(1) Field of the Invention
Embodiments of the present invention relates generally to a microtome having an oscillating blade. More particularly, this invention relates to a microtome having flexure drive in the form of a pair of compliant mechanisms having substantially orthogonal axes of predominant stiffness, configured to oscillate a blade transversely to a direction in which the cut advances.
(2) Background Information
A microtome is a sectioning instrument that allows for the cutting of thin slices of material known as sections. Microtomes are an important device in microscopy preparation, allowing for the preparation of sections for observation under transmitted light in optical microscopy, or in block face imaging, a microtome may be used to successively remove portions of the sample to expose the sample interior for imaging of the remaining specimen block.

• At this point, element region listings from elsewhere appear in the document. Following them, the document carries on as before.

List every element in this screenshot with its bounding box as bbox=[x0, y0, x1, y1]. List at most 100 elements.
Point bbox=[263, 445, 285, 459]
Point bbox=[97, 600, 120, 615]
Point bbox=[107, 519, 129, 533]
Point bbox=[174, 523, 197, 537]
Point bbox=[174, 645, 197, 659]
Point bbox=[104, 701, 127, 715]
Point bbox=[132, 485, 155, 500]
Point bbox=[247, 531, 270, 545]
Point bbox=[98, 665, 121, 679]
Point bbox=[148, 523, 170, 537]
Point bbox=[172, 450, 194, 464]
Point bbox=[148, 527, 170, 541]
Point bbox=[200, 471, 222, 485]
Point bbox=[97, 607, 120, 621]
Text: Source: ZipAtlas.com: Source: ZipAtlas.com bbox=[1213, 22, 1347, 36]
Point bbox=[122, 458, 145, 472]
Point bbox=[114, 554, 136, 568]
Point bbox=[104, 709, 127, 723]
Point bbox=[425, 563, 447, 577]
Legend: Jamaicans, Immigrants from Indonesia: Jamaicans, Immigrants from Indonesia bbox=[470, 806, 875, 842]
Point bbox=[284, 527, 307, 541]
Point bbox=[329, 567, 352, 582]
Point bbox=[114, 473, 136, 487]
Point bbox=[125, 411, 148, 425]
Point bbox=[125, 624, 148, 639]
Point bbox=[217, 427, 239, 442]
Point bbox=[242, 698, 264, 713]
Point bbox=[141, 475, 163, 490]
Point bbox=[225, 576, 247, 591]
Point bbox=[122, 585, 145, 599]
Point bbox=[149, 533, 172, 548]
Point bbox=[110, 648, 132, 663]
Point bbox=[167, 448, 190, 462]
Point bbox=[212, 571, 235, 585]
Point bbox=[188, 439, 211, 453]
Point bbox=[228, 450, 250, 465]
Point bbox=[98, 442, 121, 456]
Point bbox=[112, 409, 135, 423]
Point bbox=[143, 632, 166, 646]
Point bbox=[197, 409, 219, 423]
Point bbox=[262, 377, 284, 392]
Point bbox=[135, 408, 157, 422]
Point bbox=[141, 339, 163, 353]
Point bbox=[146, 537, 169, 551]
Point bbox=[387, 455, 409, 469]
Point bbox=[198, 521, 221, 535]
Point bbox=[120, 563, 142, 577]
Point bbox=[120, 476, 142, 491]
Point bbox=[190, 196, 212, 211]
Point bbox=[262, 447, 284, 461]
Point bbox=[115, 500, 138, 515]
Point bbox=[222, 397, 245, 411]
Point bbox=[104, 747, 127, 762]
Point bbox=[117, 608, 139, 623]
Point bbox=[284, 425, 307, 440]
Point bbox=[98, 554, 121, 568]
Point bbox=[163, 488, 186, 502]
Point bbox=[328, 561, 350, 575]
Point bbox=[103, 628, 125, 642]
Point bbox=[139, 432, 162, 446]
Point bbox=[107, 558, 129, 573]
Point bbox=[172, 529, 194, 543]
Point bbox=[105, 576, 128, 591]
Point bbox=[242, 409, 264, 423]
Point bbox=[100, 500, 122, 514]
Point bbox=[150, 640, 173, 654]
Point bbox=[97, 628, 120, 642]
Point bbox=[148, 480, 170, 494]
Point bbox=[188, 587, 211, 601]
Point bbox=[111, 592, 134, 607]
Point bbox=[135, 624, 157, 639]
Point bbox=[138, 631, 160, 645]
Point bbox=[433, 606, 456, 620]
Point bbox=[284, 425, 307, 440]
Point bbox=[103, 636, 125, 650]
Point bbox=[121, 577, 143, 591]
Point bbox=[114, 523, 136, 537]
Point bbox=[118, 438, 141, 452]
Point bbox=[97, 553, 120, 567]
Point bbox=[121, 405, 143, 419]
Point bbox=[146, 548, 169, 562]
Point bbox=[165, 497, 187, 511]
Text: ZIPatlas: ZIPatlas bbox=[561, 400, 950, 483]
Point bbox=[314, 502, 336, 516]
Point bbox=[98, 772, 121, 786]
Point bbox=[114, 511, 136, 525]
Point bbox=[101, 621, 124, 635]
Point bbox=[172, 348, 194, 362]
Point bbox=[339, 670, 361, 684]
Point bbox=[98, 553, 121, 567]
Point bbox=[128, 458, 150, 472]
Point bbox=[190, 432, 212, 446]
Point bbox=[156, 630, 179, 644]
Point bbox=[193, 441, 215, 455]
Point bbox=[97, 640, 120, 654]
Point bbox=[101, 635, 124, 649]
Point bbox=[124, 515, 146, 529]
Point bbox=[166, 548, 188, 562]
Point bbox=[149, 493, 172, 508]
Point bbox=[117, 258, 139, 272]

To section a sample, a blade similar to a razor blade is used which is drawn across the sample thus removing a thin slice of the specimen under consideration. Microtomes generally use steel, glass, or diamond blades depending upon the specimen being sliced and the desired thickness of the sections being cut. Steel blades are typically used to prepare sections of animal or plant tissues for light microscopy histology.
Oscillating blade microtomes are a variation of the basic microtome, and are widely recognized as superior for cutting thick sections from non-embedded or fresh tissue samples. The vibration amplitude, the vibrating speed, the angle of the blade, and the feed rate (of tissue samples) may all be controlled allowing for optimization of the cutting process. Fixed or fresh tissue pieces are typically embedded in low gelling-temperature agarose. The resulting agarose block containing the tissue piece is then glued to a stand and sectioned while submerged in a water or buffer bath.
Examples of conventional oscillating microtomes are disclosed in U.S. Pat. No. 6,651,538, entitled Microtome (the '538 patent), and U.S. Pat. No. 6,041,686, entitled Microtome Having an Oscillating Blade (the '686 patent). In the '538 patent, blade oscillation is provided by attaching the blade to a movable body that is coupled to a base by a resilient coupler. The base is provided with a driving electromagnet, and the movable body is provided with a permanent magnet. The movable body is then oscillated by supplying a control signal to the driving electromagnet. The '686 patent discloses an articulated connection coupled to an eccentric that converts the circular motion of an electric motor into an oscillating, substantially linear motion. These approaches each suffer from disadvantages associated with relatively imprecise oscillatory motion, including parasitic error motions, which tend to result in imprecise section thicknesses and tissue damage.
The '686 patent and similar motorized configurations may offer improved cutting accuracy relative to the directly-driven solenoid approaches of the '538 patent and the like. However, such motorized approaches suffer from disadvantages due to backlash inherent in the joint of the articulated arm. A joint is not perfectly stiff, and the magnitude of the backlash may be on the order of tens of microns to several hundred microns, introducing both higher order harmonics into the motion of the blade, and parasitic motion along orthogonal axes.
Drawbacks are also associated with the alternate approach disclosed in the '686 patent, of using a guide rail to guide the motion of a leaf spring connected to the blade assembly. In this alternate approach, as well as the articulated arm approach discussed above, the guide rail disadvantageously limits the upper frequency and magnitude of the oscillations due to friction between the oscillating spring/arm and the stationary rail. Furthermore, again due to backlash or imperfections of the guide rail, it is difficult, if not impossible, to eliminate unwanted motions perpendicular to the blade motion.
Another issue is potential buckling of the leaf spring. Any buckling would tend to reduce the stiffness along the desired direction of motion. Moreover, the friction from the guide rail generally leads to instrument wear and required maintenance.
There is therefore a need for an improved microtome that addresses the drawbacks of the prior art.